Is My Web Interface Secure?

Checking for an Insecure Web Interface includes:

  • Determining if the default username and password can be changed during initial product setup
  • Determining if a specific user account is locked out after 3 - 5 failed login attempts
  • Determining if valid accounts can be identified using password recovery mechanisms or new user pages
  • Reviewing the interface for issues such as cross-site scripting, cross-site request forgery and sql injection.
How Do I Make My Web Interface Secure?

A secure web interface requires:

  1. Default passwords and ideally default usernames to be changed during initial setup
  2. Ensuring password recovery mechanisms are robust and do not supply an attacker with information indicating a valid account
  3. Ensuring web interface is not susceptible to XSS, SQLi or CSRF
  4. Ensuring credentials are not exposed in internal or external network traffic
  5. Ensuring weak passwords are not allowed
  6. Ensuring account lockout after 3 -5 failed login attempts

Please review the following tabs for more detail based on whether you are a Manufacturer, Developer or Consumer

Example Attack Scenarios

Scenario #1: The web interface presents "Forgot Password" functionality which upon entering an invalid account informs the attacker that the account does not exist.
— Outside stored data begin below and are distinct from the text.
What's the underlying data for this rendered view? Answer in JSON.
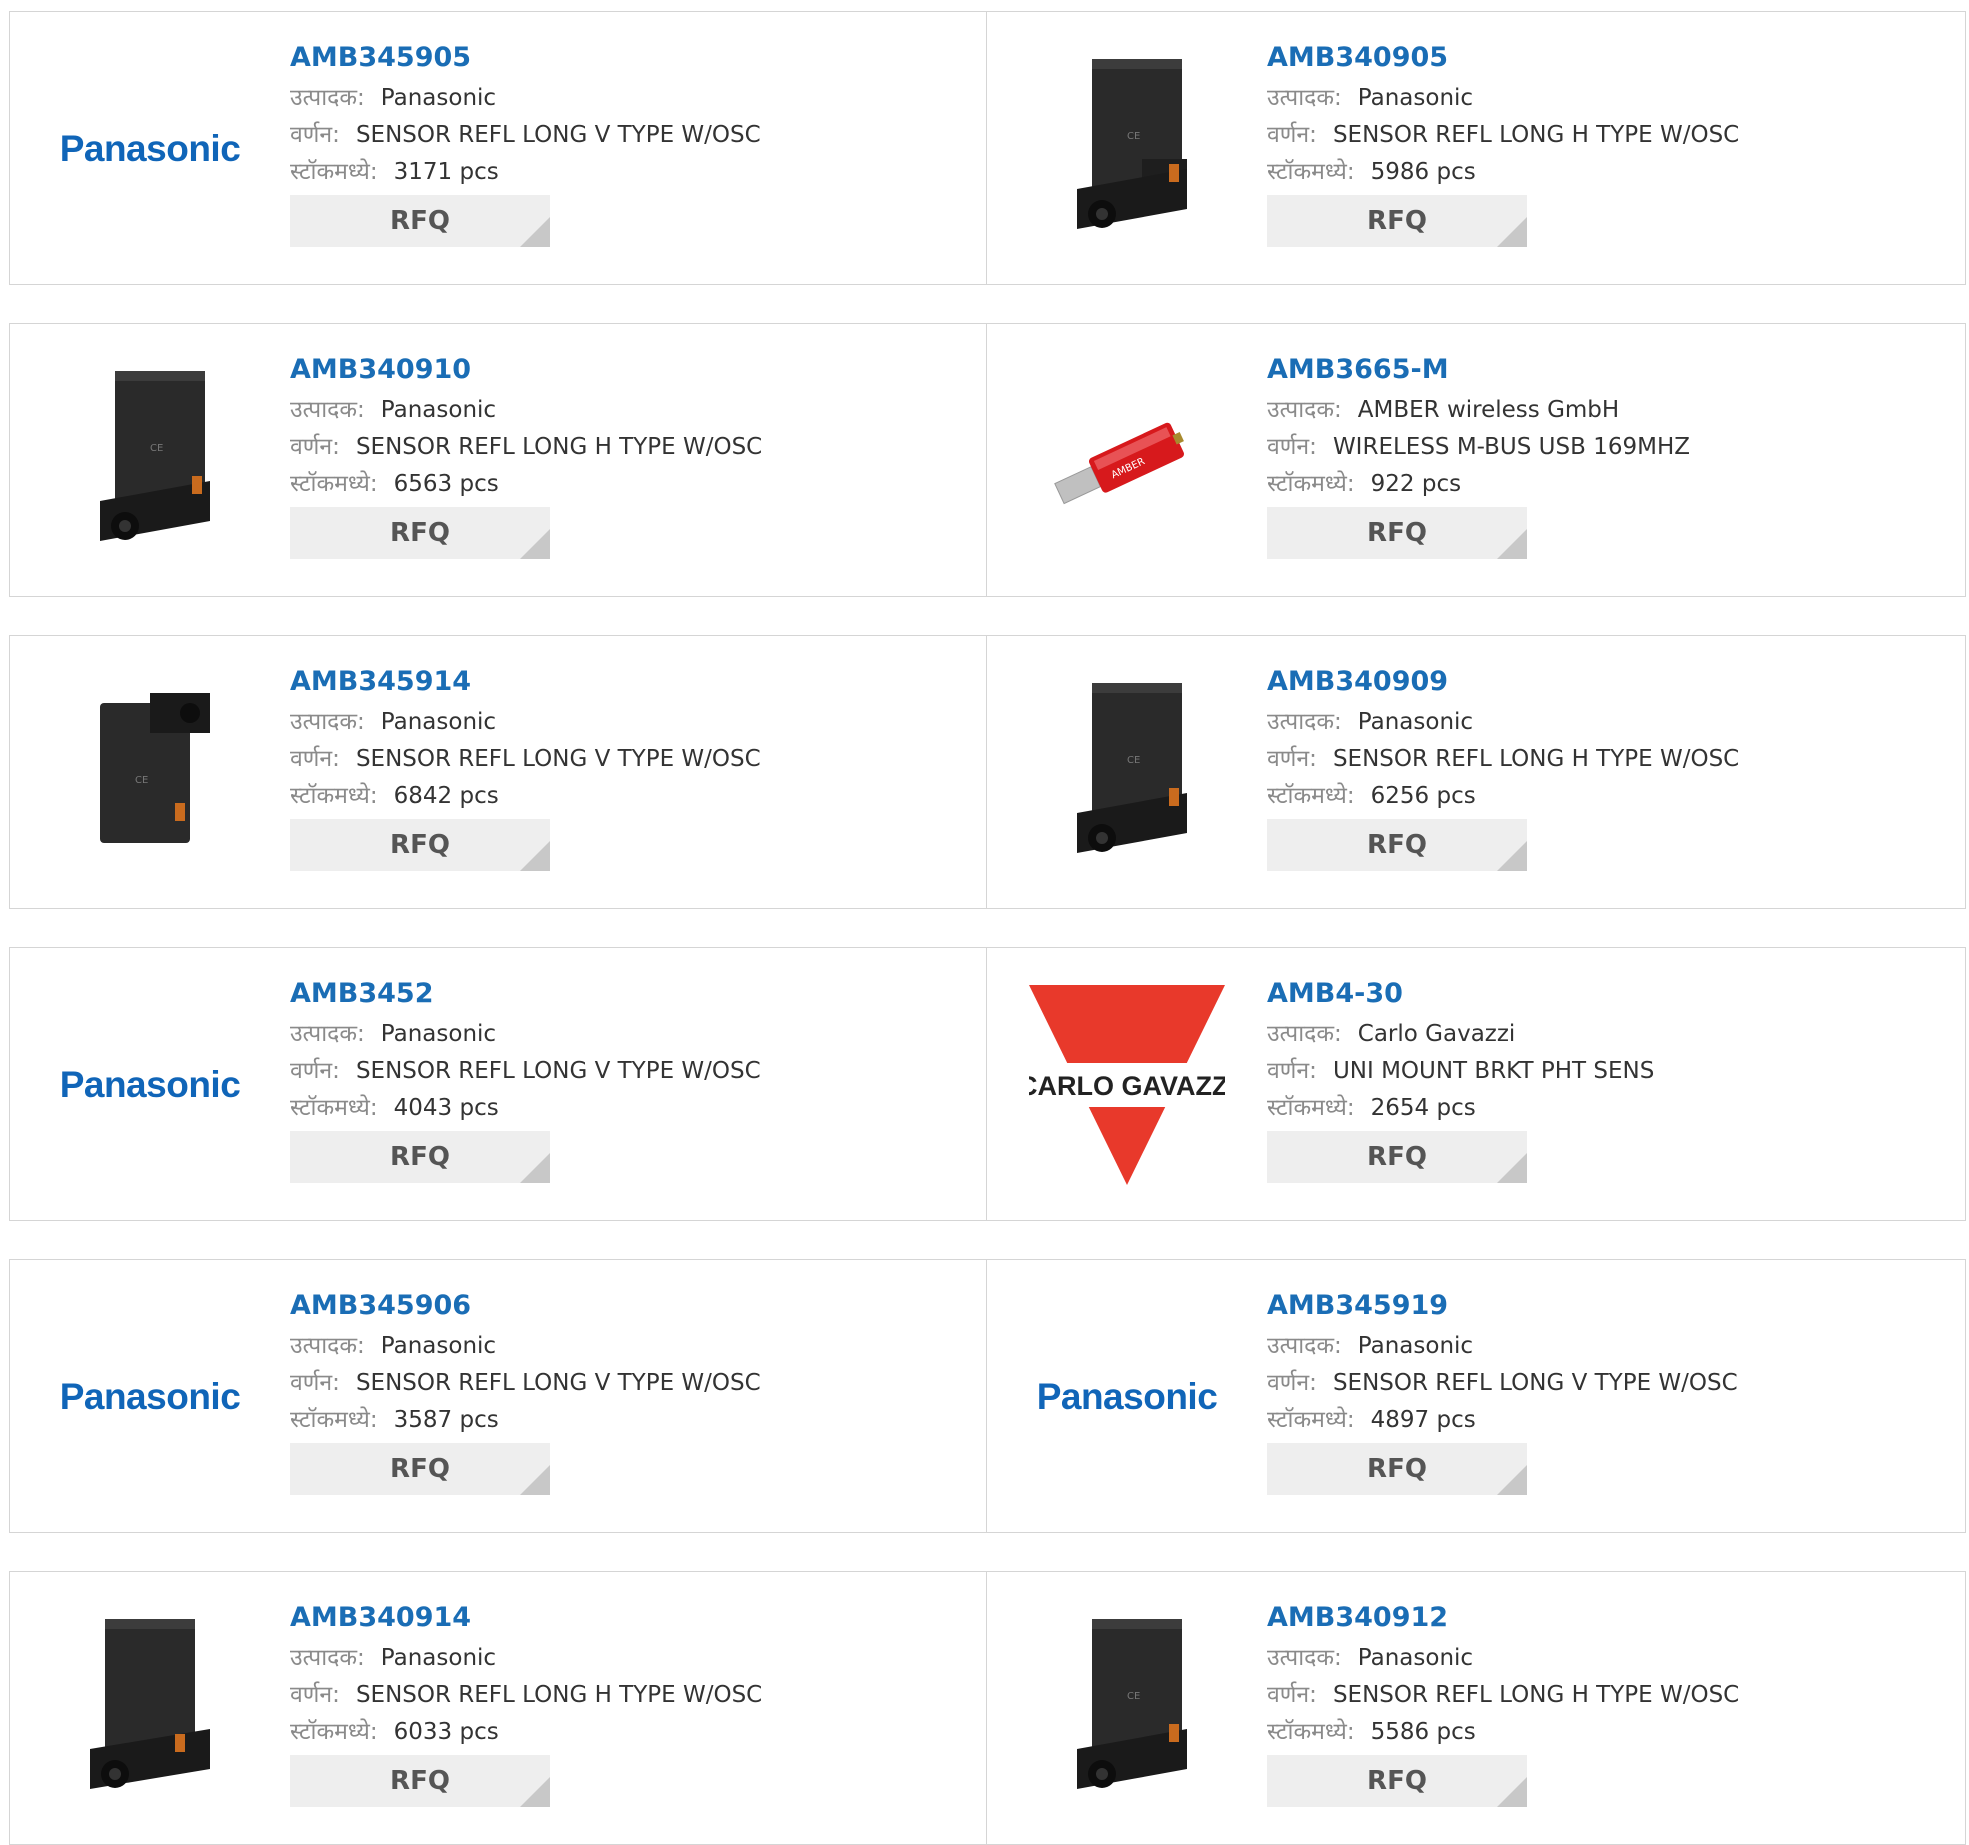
{
  "labels": {
    "manufacturer": "उत्पादक:",
    "description": "वर्णन:",
    "in_stock": "स्टॉकमध्ये:",
    "rfq": "RFQ"
  },
  "colors": {
    "part_link": "#1a6db5",
    "panasonic_blue": "#1065b8",
    "gavazzi_red": "#e8392b",
    "rfq_bg": "#eeeeee"
  },
  "products": [
    {
      "part": "AMB345905",
      "manufacturer": "Panasonic",
      "description": "SENSOR REFL LONG V TYPE W/OSC",
      "stock": "3171 pcs",
      "image": "panasonic-logo",
      "brand_text": "Panasonic"
    },
    {
      "part": "AMB340905",
      "manufacturer": "Panasonic",
      "description": "SENSOR REFL LONG H TYPE W/OSC",
      "stock": "5986 pcs",
      "image": "sensor-photo"
    },
    {
      "part": "AMB340910",
      "manufacturer": "Panasonic",
      "description": "SENSOR REFL LONG H TYPE W/OSC",
      "stock": "6563 pcs",
      "image": "sensor-photo"
    },
    {
      "part": "AMB3665-M",
      "manufacturer": "AMBER wireless GmbH",
      "description": "WIRELESS M-BUS USB 169MHZ",
      "stock": "922 pcs",
      "image": "usb-stick-photo"
    },
    {
      "part": "AMB345914",
      "manufacturer": "Panasonic",
      "description": "SENSOR REFL LONG V TYPE W/OSC",
      "stock": "6842 pcs",
      "image": "sensor-photo"
    },
    {
      "part": "AMB340909",
      "manufacturer": "Panasonic",
      "description": "SENSOR REFL LONG H TYPE W/OSC",
      "stock": "6256 pcs",
      "image": "sensor-photo"
    },
    {
      "part": "AMB3452",
      "manufacturer": "Panasonic",
      "description": "SENSOR REFL LONG V TYPE W/OSC",
      "stock": "4043 pcs",
      "image": "panasonic-logo",
      "brand_text": "Panasonic"
    },
    {
      "part": "AMB4-30",
      "manufacturer": "Carlo Gavazzi",
      "description": "UNI MOUNT BRKT PHT SENS",
      "stock": "2654 pcs",
      "image": "carlo-gavazzi-logo",
      "brand_text": "CARLO GAVAZZI"
    },
    {
      "part": "AMB345906",
      "manufacturer": "Panasonic",
      "description": "SENSOR REFL LONG V TYPE W/OSC",
      "stock": "3587 pcs",
      "image": "panasonic-logo",
      "brand_text": "Panasonic"
    },
    {
      "part": "AMB345919",
      "manufacturer": "Panasonic",
      "description": "SENSOR REFL LONG V TYPE W/OSC",
      "stock": "4897 pcs",
      "image": "panasonic-logo",
      "brand_text": "Panasonic"
    },
    {
      "part": "AMB340914",
      "manufacturer": "Panasonic",
      "description": "SENSOR REFL LONG H TYPE W/OSC",
      "stock": "6033 pcs",
      "image": "sensor-photo"
    },
    {
      "part": "AMB340912",
      "manufacturer": "Panasonic",
      "description": "SENSOR REFL LONG H TYPE W/OSC",
      "stock": "5586 pcs",
      "image": "sensor-photo"
    }
  ]
}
Once valid accounts are identified, password guessing can begin for an indefinite amount of time if no account lockout controls exist.

Account john@doe.com does not exist.

Scenario #2: Web interface is susceptible to cross-site scripting.

http://xyz.com/index.php?user=<script>alert(123)</script> ... Response from browser is an alert popup.

In the cases above, the attacker is able to easily determine if an account is valid or not and is also able to determine that the site is susceptible to cross-site scripting (XSS).